The January issue of Consumer Reports magazine brought good news for the Los Angeles Department of Water and Power. In a taste test of several municipal water supplies and a number of bottled waters, samples from Los Angeles were given an “excellent” rating--in fact, the magazine put L.A. water at the top of its list.

After more than a year of media reports that city water is contaminated with traces of toxic chemicals, city officials were obviously delighted. On Dec. 30 at the dedication of the DWP’s new $146-million water-filtration plant in Sylmar, Mayor Tom Bradley, Rick J. Caruso, president of the Board of Water and Power Commissioners, and others drank the upgraded water from wine goblets for the benefit of television cameras. The mayor called the water the “elixir of the Department of Water and Power,” and announced that he was cutting off city employees’ supply of bottled water, which reportedly has been costing more than $150,000 per year. “I now know that there is no excuse, no health reasons, no problem with turbidity, no problem with taste that should require any city employee to have to pay . . . for that kind of drinking water,” the mayor said.

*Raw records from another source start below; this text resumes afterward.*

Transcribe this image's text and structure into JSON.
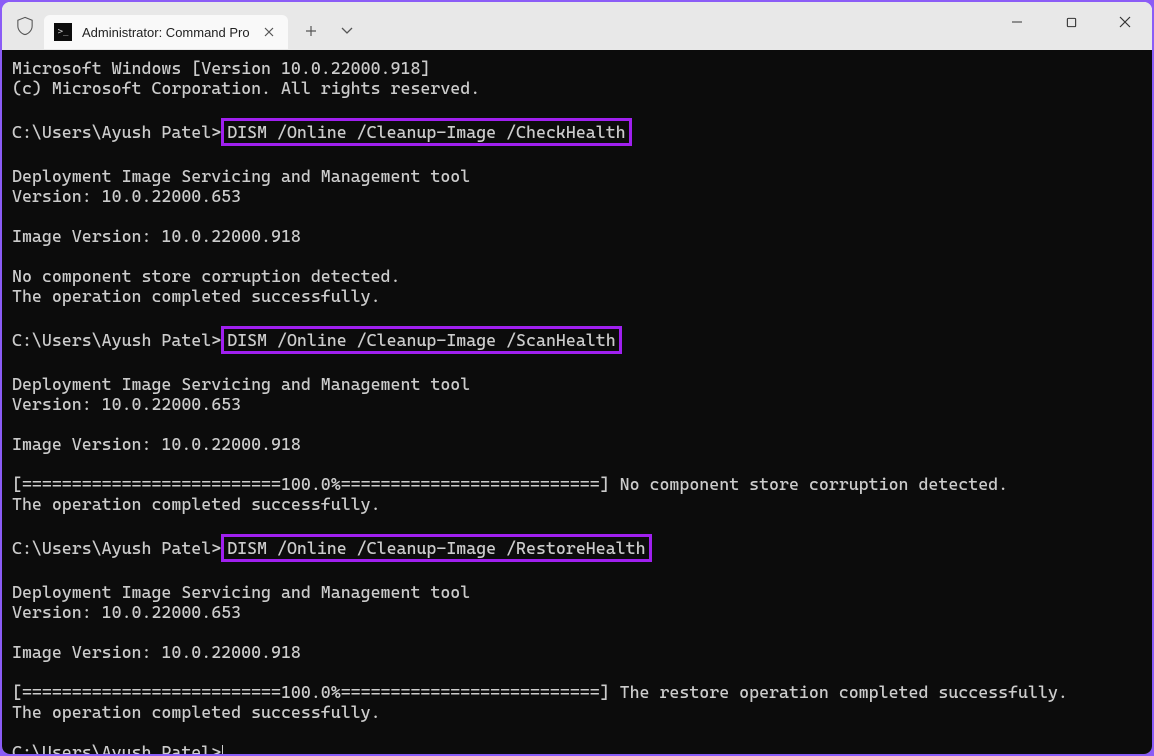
{
  "window": {
    "tab_title": "Administrator: Command Pro",
    "tab_icon": ">_"
  },
  "terminal": {
    "header_line1": "Microsoft Windows [Version 10.0.22000.918]",
    "header_line2": "(c) Microsoft Corporation. All rights reserved.",
    "prompt": "C:\\Users\\Ayush Patel>",
    "cmd1": "DISM /Online /Cleanup-Image /CheckHealth",
    "tool_name": "Deployment Image Servicing and Management tool",
    "version_line": "Version: 10.0.22000.653",
    "image_version": "Image Version: 10.0.22000.918",
    "result1_line1": "No component store corruption detected.",
    "result1_line2": "The operation completed successfully.",
    "cmd2": "DISM /Online /Cleanup-Image /ScanHealth",
    "progress_check": "[==========================100.0%==========================] No component store corruption detected.",
    "cmd3": "DISM /Online /Cleanup-Image /RestoreHealth",
    "progress_restore": "[==========================100.0%==========================] The restore operation completed successfully.",
    "op_completed": "The operation completed successfully."
  }
}
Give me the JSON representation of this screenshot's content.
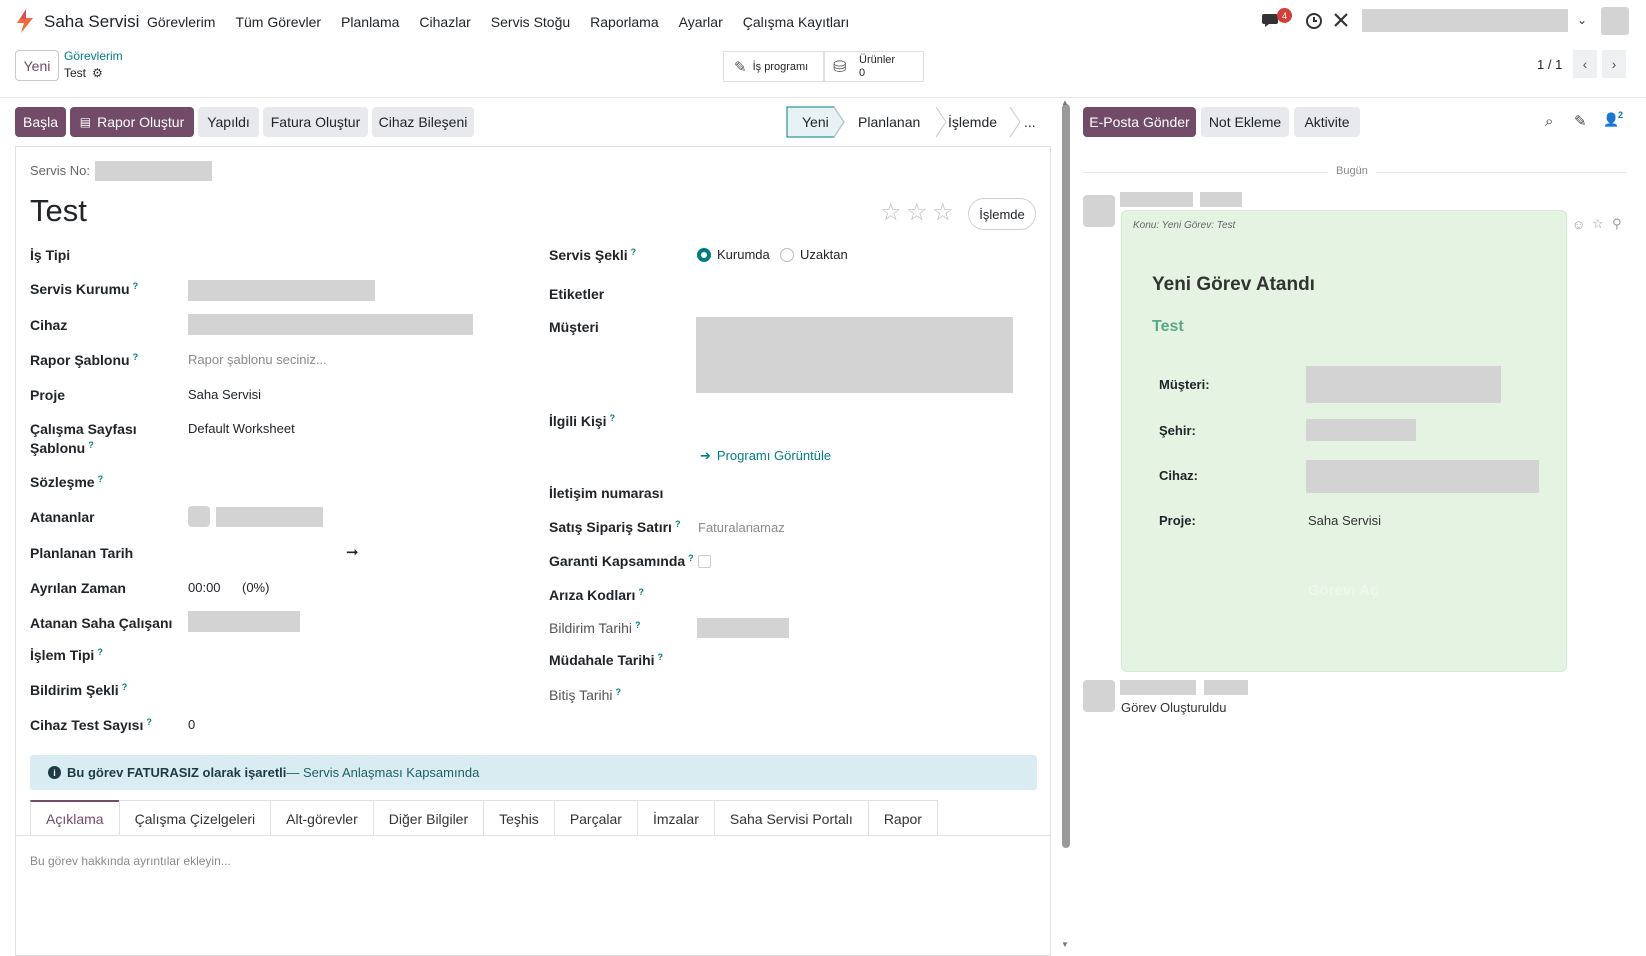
{
  "app": {
    "name": "Saha Servisi",
    "menu": [
      "Görevlerim",
      "Tüm Görevler",
      "Planlama",
      "Cihazlar",
      "Servis Stoğu",
      "Raporlama",
      "Ayarlar",
      "Çalışma Kayıtları"
    ],
    "notif_count": "4"
  },
  "subbar": {
    "new_label": "Yeni",
    "breadcrumb_parent": "Görevlerim",
    "breadcrumb_current": "Test",
    "smart_worksheet": "İş programı",
    "smart_products_label": "Ürünler",
    "smart_products_count": "0",
    "pager": "1 / 1"
  },
  "actions": {
    "start": "Başla",
    "report": "Rapor Oluştur",
    "done": "Yapıldı",
    "invoice": "Fatura Oluştur",
    "component": "Cihaz Bileşeni"
  },
  "stages": {
    "s1": "Yeni",
    "s2": "Planlanan",
    "s3": "İşlemde",
    "more": "..."
  },
  "chatter_actions": {
    "send": "E-Posta Gönder",
    "note": "Not Ekleme",
    "activity": "Aktivite",
    "followers": "2"
  },
  "form": {
    "service_no_label": "Servis No:",
    "title": "Test",
    "status_badge": "İşlemde",
    "left": {
      "job_type": "İş Tipi",
      "service_org": "Servis Kurumu",
      "device": "Cihaz",
      "report_template": "Rapor Şablonu",
      "report_template_ph": "Rapor şablonu seciniz...",
      "project": "Proje",
      "project_val": "Saha Servisi",
      "worksheet_l1": "Çalışma Sayfası",
      "worksheet_l2": "Şablonu",
      "worksheet_val": "Default Worksheet",
      "contract": "Sözleşme",
      "assignees": "Atananlar",
      "planned_date": "Planlanan Tarih",
      "allocated": "Ayrılan Zaman",
      "allocated_val": "00:00",
      "allocated_pct": "(0%)",
      "field_worker": "Atanan Saha Çalışanı",
      "operation_type": "İşlem Tipi",
      "notif_type": "Bildirim Şekli",
      "test_count": "Cihaz Test Sayısı",
      "test_count_val": "0"
    },
    "right": {
      "service_mode": "Servis Şekli",
      "opt_onsite": "Kurumda",
      "opt_remote": "Uzaktan",
      "tags": "Etiketler",
      "customer": "Müşteri",
      "contact": "İlgili Kişi",
      "program_link": "Programı Görüntüle",
      "phone": "İletişim numarası",
      "sale_line": "Satış Sipariş Satırı",
      "sale_line_ph": "Faturalanamaz",
      "warranty": "Garanti Kapsamında",
      "fault_codes": "Arıza Kodları",
      "notif_date": "Bildirim Tarihi",
      "intervention_date": "Müdahale Tarihi",
      "end_date": "Bitiş Tarihi"
    },
    "alert_bold": "Bu görev FATURASIZ olarak işaretli",
    "alert_rest": " — Servis Anlaşması Kapsamında",
    "tabs": [
      "Açıklama",
      "Çalışma Çizelgeleri",
      "Alt-görevler",
      "Diğer Bilgiler",
      "Teşhis",
      "Parçalar",
      "İmzalar",
      "Saha Servisi Portalı",
      "Rapor"
    ],
    "description_ph": "Bu görev hakkında ayrıntılar ekleyin..."
  },
  "chatter": {
    "today": "Bugün",
    "subject": "Konu: Yeni Görev: Test",
    "mail_title": "Yeni Görev Atandı",
    "mail_task": "Test",
    "mail_customer": "Müşteri:",
    "mail_city": "Şehir:",
    "mail_device": "Cihaz:",
    "mail_project": "Proje:",
    "mail_project_val": "Saha Servisi",
    "mail_button": "Görevi Aç",
    "created": "Görev Oluşturuldu"
  }
}
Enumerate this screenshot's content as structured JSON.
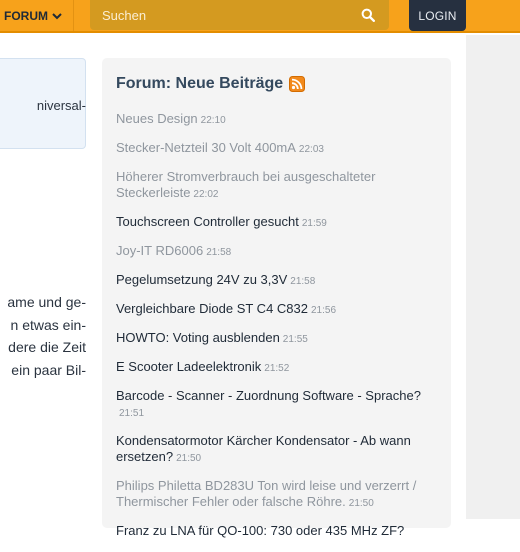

Were the media reports about Los Angeles’ water-quality problems just false alarms? Was it hysteria whipped up by environmental extremists? Unfortunately, the answer is no. Los Angeles gets its water from three separate sources, and, apparently by sheer coincidence, the samples used in the Consumer Reports taste test came from only one of those sources--the one that shows the lowest levels of chemical contaminants.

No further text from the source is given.